On a busy but forgettable January morning in 2007, over a thousand D.C. Metro passengers rushed by a busker playing a violin inside of L’Enfant Plaza station. Three months later, the Washington Post article “Pearls Before Breakfast” revealed that the busker was the virtuoso violinist Joshua Bell, conducting a social experiment. The article and accompanying video, which came to be known as the “Stop and Hear the Music” stunt, shocked the country and amassed millions of views. Very few people had paused to listen to “one of the finest classical musicians in the world, playing some of the most elegant music ever written on one of the most valuable violins ever made” (G. Weingarten, “Pearls Before Breakfast”). People reading “Pearls Before Breakfast” and watching footage of commuters giving Bell no attention were asking themselves: would I have stopped to hear the music?

You certainly don’t have to be a Christian to be moved by the “Stop and Hear the Music” stunt. But as Christians, we have the capacity to be especially attentive to beauty. No matter how much is going on in our day, no matter how much suffering is in our lives or in the world, we are invited to live in the joy of the Resurrection and the freedom of the Gospel. Living in this way allows us to be pulled out of ourselves by something beautiful. It makes us the kind of people who will hopefully stop and hear the music.

But for the Christian, the “music” worth stopping for isn’t only literal music. In the Christian life, the presence of God is at all times a certain “music”—and it’s worth stopping for. We are always invited by God to be recollected in his presence, no matter where we are or what we are doing. And one of the most helpful ways in which we can be recollected is by being pulled out of ourselves by something sublime—because in anything beautiful, true, or good, God is there. But to be able to see God in the sublime, we have to recognize it. We have to realize, unlike many of the metro passengers in L’Enfant, that there is music playing.
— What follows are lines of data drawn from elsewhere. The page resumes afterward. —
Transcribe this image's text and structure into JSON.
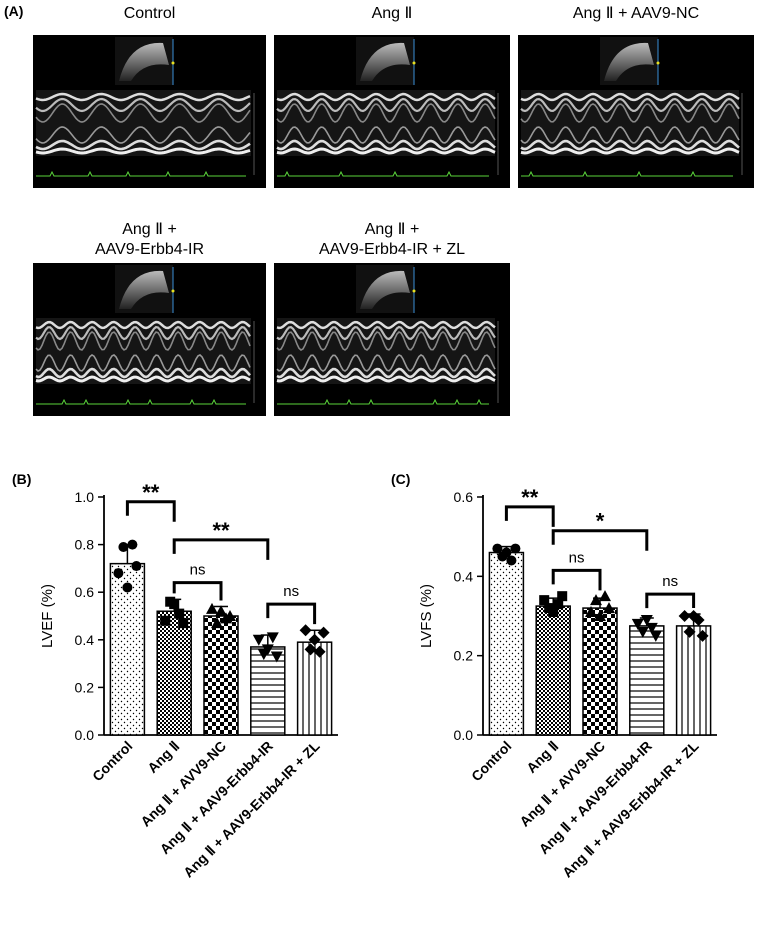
{
  "panel_a": {
    "letter": "(A)",
    "echo_images": [
      {
        "title_lines": [
          "Control"
        ],
        "stripes": 5.5
      },
      {
        "title_lines": [
          "Ang Ⅱ"
        ],
        "stripes": 8
      },
      {
        "title_lines": [
          "Ang Ⅱ + AAV9-NC"
        ],
        "stripes": 8
      },
      {
        "title_lines": [
          "Ang Ⅱ +",
          "AAV9-Erbb4-IR"
        ],
        "stripes": 10
      },
      {
        "title_lines": [
          "Ang Ⅱ +",
          "AAV9-Erbb4-IR + ZL"
        ],
        "stripes": 10
      }
    ]
  },
  "chart_data": [
    {
      "panel": "(B)",
      "type": "bar",
      "ylabel": "LVEF (%)",
      "ylim": [
        0,
        1.0
      ],
      "yticks": [
        "0.0",
        "0.2",
        "0.4",
        "0.6",
        "0.8",
        "1.0"
      ],
      "categories": [
        "Control",
        "Ang Ⅱ",
        "Ang Ⅱ + AVV9-NC",
        "Ang Ⅱ + AAV9-Erbb4-IR",
        "Ang Ⅱ + AAV9-Erbb4-IR + ZL"
      ],
      "values": [
        0.72,
        0.52,
        0.5,
        0.37,
        0.39
      ],
      "errors": [
        0.08,
        0.05,
        0.04,
        0.05,
        0.05
      ],
      "points": [
        [
          0.68,
          0.79,
          0.62,
          0.8,
          0.71
        ],
        [
          0.48,
          0.56,
          0.55,
          0.51,
          0.47
        ],
        [
          0.53,
          0.47,
          0.52,
          0.49,
          0.5
        ],
        [
          0.4,
          0.34,
          0.36,
          0.41,
          0.33
        ],
        [
          0.44,
          0.36,
          0.4,
          0.35,
          0.43
        ]
      ],
      "markers": [
        "circle",
        "square",
        "triangle",
        "triangle-down",
        "diamond"
      ],
      "patterns": [
        "dots",
        "checker-fine",
        "checker-coarse",
        "hlines",
        "vlines"
      ],
      "significance": [
        {
          "from": 0,
          "to": 1,
          "label": "**",
          "level": 0.98
        },
        {
          "from": 1,
          "to": 3,
          "label": "**",
          "level": 0.82
        },
        {
          "from": 1,
          "to": 2,
          "label": "ns",
          "level": 0.64
        },
        {
          "from": 3,
          "to": 4,
          "label": "ns",
          "level": 0.55
        }
      ]
    },
    {
      "panel": "(C)",
      "type": "bar",
      "ylabel": "LVFS (%)",
      "ylim": [
        0,
        0.6
      ],
      "yticks": [
        "0.0",
        "0.2",
        "0.4",
        "0.6"
      ],
      "categories": [
        "Control",
        "Ang Ⅱ",
        "Ang Ⅱ + AVV9-NC",
        "Ang Ⅱ + AAV9-Erbb4-IR",
        "Ang Ⅱ + AAV9-Erbb4-IR + ZL"
      ],
      "values": [
        0.46,
        0.325,
        0.32,
        0.275,
        0.275
      ],
      "errors": [
        0.015,
        0.02,
        0.025,
        0.02,
        0.03
      ],
      "points": [
        [
          0.47,
          0.45,
          0.46,
          0.44,
          0.47
        ],
        [
          0.34,
          0.32,
          0.31,
          0.33,
          0.35
        ],
        [
          0.31,
          0.34,
          0.3,
          0.35,
          0.32
        ],
        [
          0.28,
          0.26,
          0.29,
          0.27,
          0.25
        ],
        [
          0.3,
          0.26,
          0.3,
          0.29,
          0.25
        ]
      ],
      "markers": [
        "circle",
        "square",
        "triangle",
        "triangle-down",
        "diamond"
      ],
      "patterns": [
        "dots",
        "checker-fine",
        "checker-coarse",
        "hlines",
        "vlines"
      ],
      "significance": [
        {
          "from": 0,
          "to": 1,
          "label": "**",
          "level": 0.575
        },
        {
          "from": 1,
          "to": 3,
          "label": "*",
          "level": 0.515
        },
        {
          "from": 1,
          "to": 2,
          "label": "ns",
          "level": 0.415
        },
        {
          "from": 3,
          "to": 4,
          "label": "ns",
          "level": 0.355
        }
      ]
    }
  ]
}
And then, we have to stop.

In our busy lives, when we aren’t in the quiet of a chapel or gazing at the pages of Scripture, what is more sublime than the human person in front of us, created in the image and likeness of God? Do we see our neighbor as C.S. Lewis describes in “The Weight of Glory” as “next to the Blessed Sacrament . . . the holiest object presented to [our] senses”? Do we stop and hear the music of each and every person we encounter, rich or poor, friend or stranger? Are the celebrities of politics and sports and Hollywood about whom we obsess as we scroll through the internet just topics for endless gossip and awkward idolatry? Or could we possibly recognize that like our precious families and friends, they too have Christ in them? Can we stop and hear the music of their dignity?

Seven years after his train station debut, Bell held a short concert—publicized this time—in the grand entrance hall of D.C.’s Union Station. I sat on the floor only a few yards from where he was standing. When D.C. got a do-over, people stopped to hear the music. But would that we Christians could be so recollected that we recognize the music of God’s presence in our neighbor the first time, even in the busy L’Enfant Plaza of our day, and stop to hear it.